アドウェイズを創業し上場まで導いた岡村氏が、なぜ今こうした実店舗事業に情熱を注ぐのか。
「私の場合、0→1や1→10ぐらいが好きなんです。10→100は得意じゃない。10→100だと直接やることがなくなって間接的になってしまう。0→10は自分で関わる領域が多いので、楽しいんです」
オープン前の24日間は現場に泊まり込み、清掃の効率化、夕食メニューの開発、そしてベランダに巣くう鳩との戦いに明け暮れたという。
「鳩は法律で触れないので、拍手で脅かすしかない。朝6時から1時間おきに起きて撃退して、9時頃にホテル準備が始まり、夜中1〜2時に終わってまた朝6時に起きる、を繰り返していました」
「鳩よりしつこくないと勝てない。鳩に勝てたらホテルもうまくいくんじゃないかと思っています」
話題はアドウェイズ上場時の知られざるエピソードに及ぶ。当時、岡村氏は上場の意味を十分に理解していなかったという。

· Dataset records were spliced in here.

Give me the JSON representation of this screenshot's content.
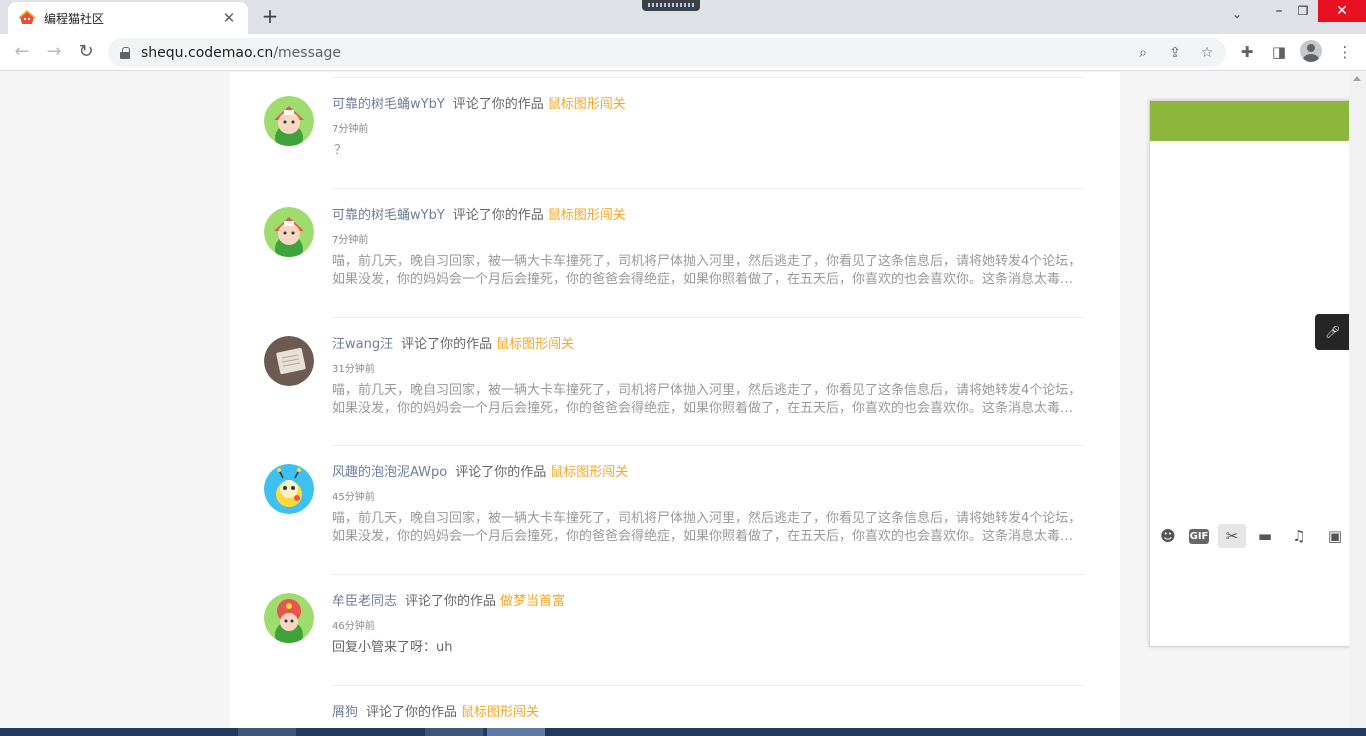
{
  "browser": {
    "tab_title": "编程猫社区",
    "url_host": "shequ.codemao.cn",
    "url_path": "/message",
    "icons": [
      "close-icon",
      "plus-icon",
      "back-icon",
      "forward-icon",
      "reload-icon",
      "lock-icon",
      "zoom-icon",
      "share-icon",
      "star-icon",
      "puzzle-icon",
      "sidepanel-icon",
      "profile-icon",
      "menu-icon",
      "minimize-icon",
      "maximize-icon"
    ]
  },
  "messages": [
    {
      "user": "可靠的树毛蛹wYbY",
      "action": "评论了你的作品",
      "work": "鼠标图形闯关",
      "time": "7分钟前",
      "content": "？"
    },
    {
      "user": "可靠的树毛蛹wYbY",
      "action": "评论了你的作品",
      "work": "鼠标图形闯关",
      "time": "7分钟前",
      "content": "喵，前几天，晚自习回家，被一辆大卡车撞死了，司机将尸体抛入河里，然后逃走了，你看见了这条信息后，请将她转发4个论坛，如果没发，你的妈妈会一个月后会撞死，你的爸爸会得绝症，如果你照着做了，在五天后，你喜欢的也会喜欢你。这条消息太毒了，我不..."
    },
    {
      "user": "汪wang汪",
      "action": "评论了你的作品",
      "work": "鼠标图形闯关",
      "time": "31分钟前",
      "content": "喵，前几天，晚自习回家，被一辆大卡车撞死了，司机将尸体抛入河里，然后逃走了，你看见了这条信息后，请将她转发4个论坛，如果没发，你的妈妈会一个月后会撞死，你的爸爸会得绝症，如果你照着做了，在五天后，你喜欢的也会喜欢你。这条消息太毒了，我不..."
    },
    {
      "user": "风趣的泡泡泥AWpo",
      "action": "评论了你的作品",
      "work": "鼠标图形闯关",
      "time": "45分钟前",
      "content": "喵，前几天，晚自习回家，被一辆大卡车撞死了，司机将尸体抛入河里，然后逃走了，你看见了这条信息后，请将她转发4个论坛，如果没发，你的妈妈会一个月后会撞死，你的爸爸会得绝症，如果你照着做了，在五天后，你喜欢的也会喜欢你。这条消息太毒了，我不..."
    },
    {
      "user": "牟臣老同志",
      "action": "评论了你的作品",
      "work": "做梦当首富",
      "time": "46分钟前",
      "content": "回复小管来了呀：uh"
    },
    {
      "user": "屑狗",
      "action": "评论了你的作品",
      "work": "鼠标图形闯关",
      "time": "",
      "content": ""
    }
  ],
  "side_panel": {
    "toolbar_icons": [
      "emoji-icon",
      "gif-icon",
      "scissors-icon",
      "folder-icon",
      "music-icon",
      "image-icon",
      "more-icon"
    ],
    "gif_label": "GIF",
    "accent": "#8cb63c"
  },
  "colors": {
    "username": "#6b7f99",
    "work_link": "#f5a623",
    "body_text": "#999999"
  }
}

「ベンチャー企業のステップアップとして、みんなが目指しているから俺も目指そうという正直そういう感じでした。監査法人の役割すら、税理士事務所と同じだと思っていた」
結果、社長面談前の予備面談で力量不足が露呈し、審査は延期に。元証券会社の人物に半年間、毎朝5時間にわたり、コーポレートガバナンスやコンプライアンスといった上場企業としての基礎知識を叩き込まれた。
「審査期間6ヶ月は、おそらく最長記録です。学校の授業のような、コーチングプログラムのような形で、強制的に整えられました」
上場プロセスを経験した岡村氏が語る、意外な発見がある。
「上場して一番喜んでくれるのは、実は社員の親なんですよ。大学まで通わせて卒業させた自慢の息子さん、娘さんがちゃんとした会社で働いていることが分かって安心する。逆に言うと、上場前は心配だったんだなと」
会社が単に売上や顧客満足を追うだけではなく、ガバナンスとして「ちゃんとする」ことの意義を、岡村氏は強調する。
「自分が交通事故でいなくなっても会社が回るようにしておく。継続性を担保するために、目指す段階では小さくても上場を目指していい」
OLD ROOKIE SAUNA HOTELは現在10室。最大15室まで拡張余地がある。1部屋単位の料金体系で、宿泊しながら最大4〜5人でサウナを楽しめる。スイスやフィンランドのように男女混合でサウナを楽しめる空間として、家族やカップルでの利用も想定する。
「このイチゴ(一号店)でやってみて、拡大できそうなモデルだったら不動産を探して2店舗目を考えます」
0→10を愛する経営者の新たな挑戦は、まだ始まったばかりだ。